19 Haziran, 2007

* rüyamda hayatımda yüzünü hiç görmediğim bi adam gördüm, aşık oldum. adam bi şekilde bizim evdeydi ama aşık olduğum yer apartmanın içinde her nasılsa aparmana yığdığım boya badana ve çerçöp pisliklerini sokağa taşıdığımız andı.. gittim sarıldım çocuğa. aslında çocuk da üvey kardeşimdi, bi anda bütün değer ve ahlak yagılarını kafamdan geçirdim uykumun ortasında. hatta aklıma woody allen bile geldi. (o da üvey kızıyla evlendi, ne var)
bi de rüyamda rüya gördüm. bizim izmirdeki ev yanıyomuş. babam da burda, anneme telefon açıyorum ve yangın seslerini duyuorum. hiç bi şekilde anneme ulaşamadım açmadı telefonunu, herhalde evde unuttu dedim. yanında olmadığı telefonun bir şekilde açılması ve benim yangın sesini duyabilmem de rüya teknolojisi sanırım. sonra bi baktım aslında rüyaymış bu. sonra rüyamda yine de kıllandım annemi aradım, sonra sabahın köründe annemi neden arıyorum dedim kapattım. tüm bunların halen rüyamda oluyor olması da ayrı bi saçmalıktı.

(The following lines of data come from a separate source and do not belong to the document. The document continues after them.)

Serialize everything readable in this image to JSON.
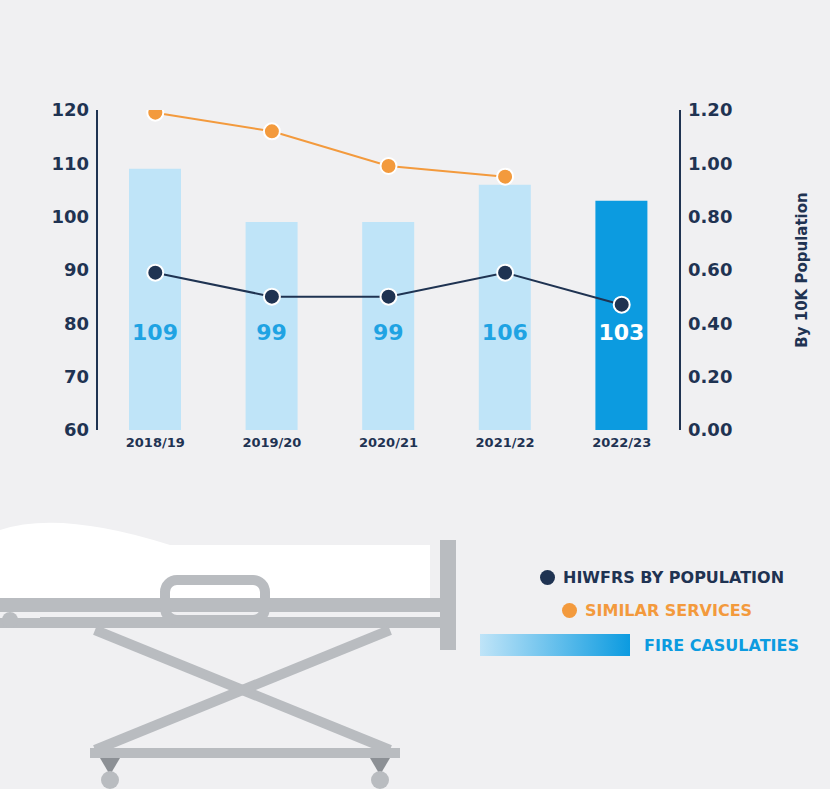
{
  "chart_data": {
    "type": "bar",
    "categories": [
      "2018/19",
      "2019/20",
      "2020/21",
      "2021/22",
      "2022/23"
    ],
    "series": [
      {
        "name": "FIRE CASULATIES",
        "type": "bar",
        "colors": [
          "#bfe4f8",
          "#bfe4f8",
          "#bfe4f8",
          "#bfe4f8",
          "#0c9be0"
        ],
        "values": [
          109,
          99,
          99,
          106,
          103
        ]
      },
      {
        "name": "HIWFRS BY POPULATION",
        "type": "line",
        "axis": "y2",
        "color": "#1f3352",
        "marker": "circle",
        "values": [
          0.59,
          0.5,
          0.5,
          0.59,
          0.47
        ]
      },
      {
        "name": "SIMILAR SERVICES",
        "type": "line",
        "axis": "y2",
        "color": "#f39a3d",
        "marker": "circle",
        "values": [
          1.19,
          1.12,
          0.99,
          0.95,
          null
        ]
      }
    ],
    "ylim": [
      60,
      120
    ],
    "yticks": [
      60,
      70,
      80,
      90,
      100,
      110,
      120
    ],
    "y2lim": [
      0,
      1.2
    ],
    "y2ticks": [
      {
        "value": 0,
        "label": "0.00"
      },
      {
        "value": 0.2,
        "label": "0.20"
      },
      {
        "value": 0.4,
        "label": "0.40"
      },
      {
        "value": 0.6,
        "label": "0.60"
      },
      {
        "value": 0.8,
        "label": "0.80"
      },
      {
        "value": 1.0,
        "label": "1.00"
      },
      {
        "value": 1.2,
        "label": "1.20"
      }
    ],
    "y2label": "By 10K Population",
    "data_labels": true,
    "grid": false,
    "legend": "bottom-right"
  }
}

acaba şu anda da rüyada olabilir miyim? yok ama sigara içtim, ağzımda çoook çirkin bi tad var bu rüya olamaz.. hem insan rüyasında bloguna yazı girdiğini görür mü, çok çirkin bi rüya olur o.

18 Haziran, 2007

saçmala


kendime notlar:

* kedi, sinek ve böcek ve kelebek yakalamaya başladı. gözlemlerime göre yakaladığı sinekleri hemen yiyor, böcekleri ve kelebekleri görebileceğim bir yere bırakıyor ki, ölülerinden bile midem bulansın.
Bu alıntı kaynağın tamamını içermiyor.